The forecast perfectly repeats the past seasonal pattern, which is expected for a purely seasonal model. Prediction intervals widen over time, reflecting increasing uncertainty. The model assumes no long-term trend
# NAIVE()
aus_exports <- global_economy |>
filter(Country == "Australia") |>
select(Year, Exports) |>
as_tsibble(index = Year)
autoplot(aus_exports, Exports) +
labs(title = "Australian Exports Over Time",
x = "Year", y = "Exports (% of GDP)") +
theme_minimal()
# a Naïve model
exports_fit <- aus_exports |> model(NAIVE(Exports))
exports_forecast <- exports_fit |> forecast(h = 10)
autoplot(aus_exports, Exports) +
autolayer(exports_forecast, series = "Naïve Forecast") +
labs(title = "Naïve Forecast for Australian Exports",
x = "Year", y = "Exports (% of GDP)") +
theme_minimal()
The Naïve forecast assumes that future values will be the same as the most recent observation, leading to a flat forecast line with widening prediction intervals over time. Given that Australian exports exhibit an upward trend with fluctuations, this method does not account for growth or seasonality.

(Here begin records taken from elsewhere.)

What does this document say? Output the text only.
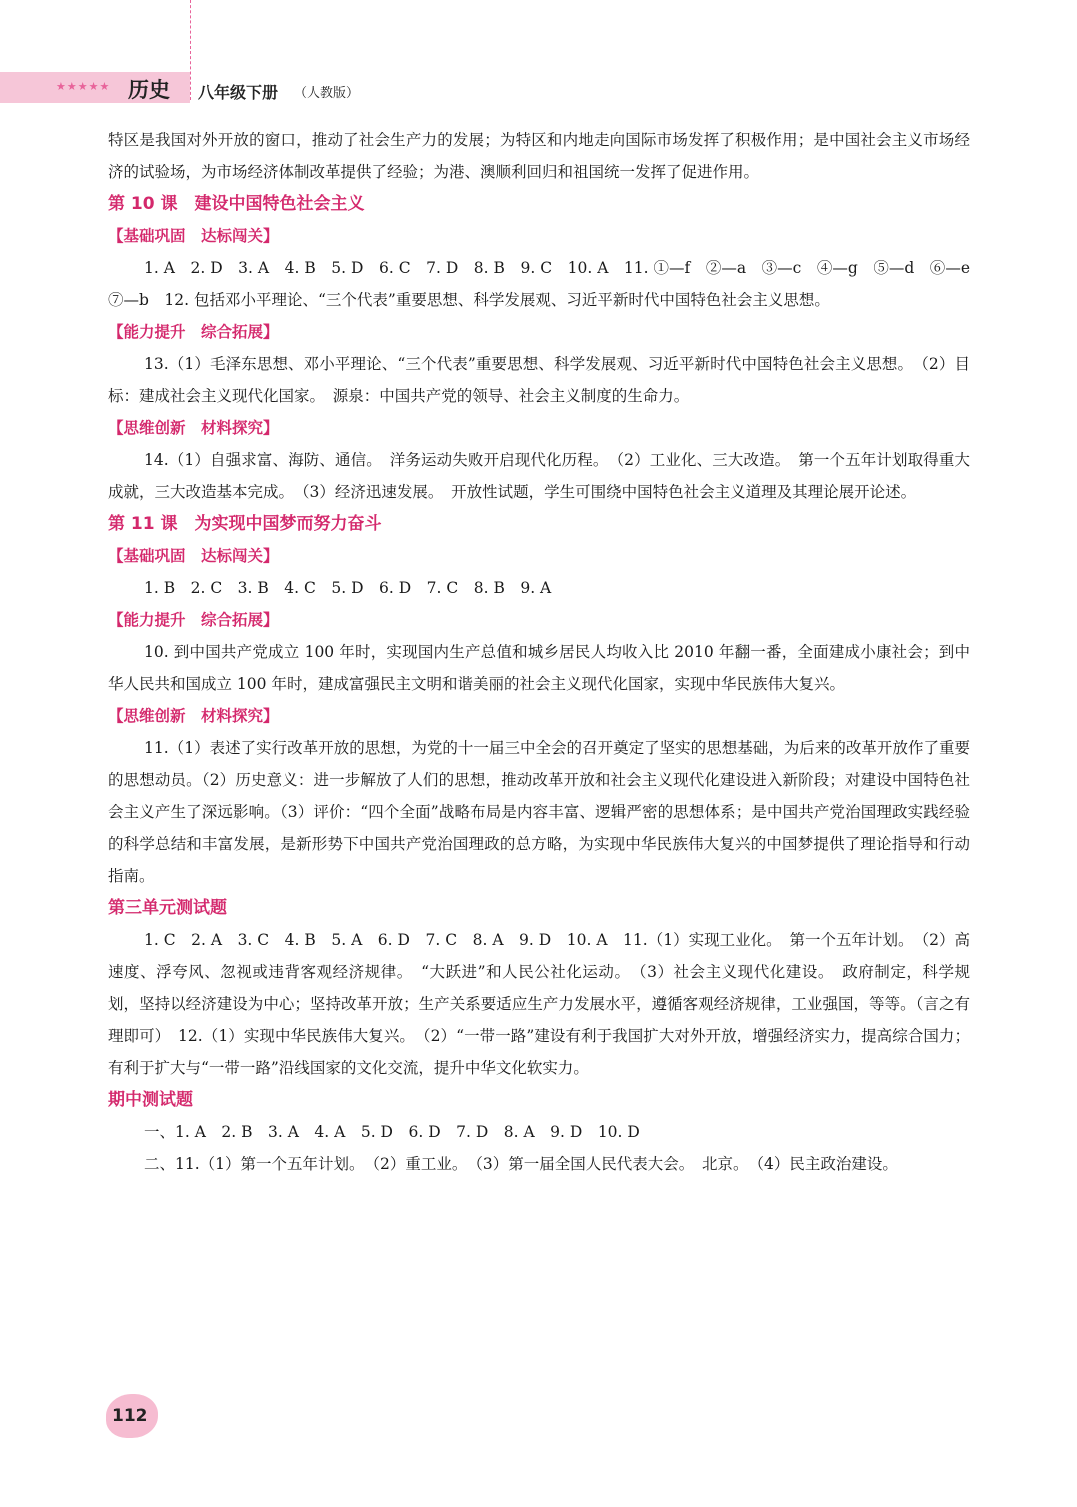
★★★★★ 历史 八年级下册 （人教版）

特区是我国对外开放的窗口，推动了社会生产力的发展；为特区和内地走向国际市场发挥了积极作用；是中国社会主义市场经济的试验场，为市场经济体制改革提供了经验；为港、澳顺利回归和祖国统一发挥了促进作用。

第 10 课　建设中国特色社会主义

【基础巩固　达标闯关】

1. A　2. D　3. A　4. B　5. D　6. C　7. D　8. B　9. C　10. A　11. ①—f　②—a　③—c　④—g　⑤—d　⑥—e　⑦—b　12. 包括邓小平理论、“三个代表”重要思想、科学发展观、习近平新时代中国特色社会主义思想。

【能力提升　综合拓展】

13.（1）毛泽东思想、邓小平理论、“三个代表”重要思想、科学发展观、习近平新时代中国特色社会主义思想。　（2）目标：建成社会主义现代化国家。　源泉：中国共产党的领导、社会主义制度的生命力。

【思维创新　材料探究】

14.（1）自强求富、海防、通信。　洋务运动失败开启现代化历程。　（2）工业化、三大改造。　第一个五年计划取得重大成就，三大改造基本完成。　（3）经济迅速发展。　开放性试题，学生可围绕中国特色社会主义道理及其理论展开论述。

第 11 课　为实现中国梦而努力奋斗

【基础巩固　达标闯关】

1. B　2. C　3. B　4. C　5. D　6. D　7. C　8. B　9. A

【能力提升　综合拓展】

10. 到中国共产党成立 100 年时，实现国内生产总值和城乡居民人均收入比 2010 年翻一番，全面建成小康社会；到中华人民共和国成立 100 年时，建成富强民主文明和谐美丽的社会主义现代化国家，实现中华民族伟大复兴。

【思维创新　材料探究】

11.（1）表述了实行改革开放的思想，为党的十一届三中全会的召开奠定了坚实的思想基础，为后来的改革开放作了重要的思想动员。（2）历史意义：进一步解放了人们的思想，推动改革开放和社会主义现代化建设进入新阶段；对建设中国特色社会主义产生了深远影响。（3）评价：“四个全面”战略布局是内容丰富、逻辑严密的思想体系；是中国共产党治国理政实践经验的科学总结和丰富发展，是新形势下中国共产党治国理政的总方略，为实现中华民族伟大复兴的中国梦提供了理论指导和行动指南。

第三单元测试题

1. C　2. A　3. C　4. B　5. A　6. D　7. C　8. A　9. D　10. A　11.（1）实现工业化。　第一个五年计划。　（2）高速度、浮夸风、忽视或违背客观经济规律。　“大跃进”和人民公社化运动。　（3）社会主义现代化建设。　政府制定，科学规划，坚持以经济建设为中心；坚持改革开放；生产关系要适应生产力发展水平，遵循客观经济规律，工业强国，等等。（言之有理即可）　12.（1）实现中华民族伟大复兴。　（2）“一带一路”建设有利于我国扩大对外开放，增强经济实力，提高综合国力；有利于扩大与“一带一路”沿线国家的文化交流，提升中华文化软实力。

期中测试题

一、1. A　2. B　3. A　4. A　5. D　6. D　7. D　8. A　9. D　10. D

二、11.（1）第一个五年计划。　（2）重工业。　（3）第一届全国人民代表大会。　北京。　（4）民主政治建设。

112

The increasing uncertainty in the prediction intervals suggests that this approach may not be the best for long-term forecasting, and a trend-based model (eg, RW(drift()) or ARIMA()) might provide more reliable projections.
bricks <- aus_production |>
select(Quarter, Bricks) |>
as_tsibble(index = Quarter)
autoplot(bricks, Bricks) +
labs(title = "Bricks Production in Australia",
x = "Year", y = "Bricks (Millions)") +
theme_minimal()
tidy_bricks <- aus_production |>
filter(!is.na(Bricks)) |>
as_tsibble(index = Quarter)
fit <- tidy_bricks |> model(SNAIVE(Bricks))
fit |> gg_tsresiduals()
fit |>
forecast(h = "3 years") |>
autoplot(tidy_bricks) +
labs(title = "Seasonal Naïve Forecast for Australian Bricks Production",
x = "Year", y = "Bricks (Millions)") +
theme_minimal()
###
tidy_bricks <- aus_production |>
filter(!is.na(Bricks)) |>
as_tsibble(index = Quarter)
fit_naive <- tidy_bricks |> model(NAIVE(Bricks))
fit_naive |> gg_tsresiduals()
fit_naive |>
forecast(h = "3 years") |>
autoplot(tidy_bricks) +
labs(title = "Naïve Forecast for Australian Bricks Production",
x = "Year", y = "Bricks (Millions)") +
theme_minimal()
Residuals fluctuate with some structure, suggesting potential autocorrelation. There are some large deviations, indicating the model might not capture all patterns.
Several lags exceed the blue confidence bands, meaning residuals are not white noise. This suggests that the Seasonal Naive model does not fully capture all seasonal dependencies.
The residuals appear roughly normal but show some skew. There are a few extreme residuals, suggesting outliers or structural breaks. The model does not fully explain the seasonal structure—autocorrelation remains.
The forecast follows a repeating seasonal pattern (which is expected from SNAIVE()). Prediction intervals widen over time, indicating increasing uncertainty.
But having applied both NAIVE() and SNAIVE(), the latter is the better model.
vic_livestock <- aus_livestock %>%
filter(State == "Victoria")
snaive_forecasts <- vic_livestock %>%
model(SNAIVE(Count)) %>%
forecast(h = "2 years")
options(repr.plot.width = 12, repr.plot.height = 8)
snaive_forecasts %>%
autoplot(vic_livestock, level = NULL) +
labs(title = "Seasonal Naïve Forecasts for Victorian Livestock Series",
y = "Livestock Count",
x = "Year") +
facet_wrap(~ Animal, scales = "free_y", ncol = 2) +
theme_minimal() +
theme(
strip.text = element_text(size = 12, face = "bold"),
axis.text.x = element_text(size = 10, angle = 45, hjust = 1),
axis.text.y = element_text(size = 10),
axis.title = element_text(size = 12),
panel.spacing = unit(1.5, "lines"),
plot.title = element_text(size = 16, face = "bold", hjust = 0.5)) +
scale_y_continuous(labels = scales::comma)
SNAIVE is a reasonable benchmark for these livestock series if seasonality is strong and stable, as seen in Calves. However, it fails to capture trends in series like Lambs and Pigs and won’t adapt to structural changes. For long-term forecasting, ARIMA or ETS models may perform better.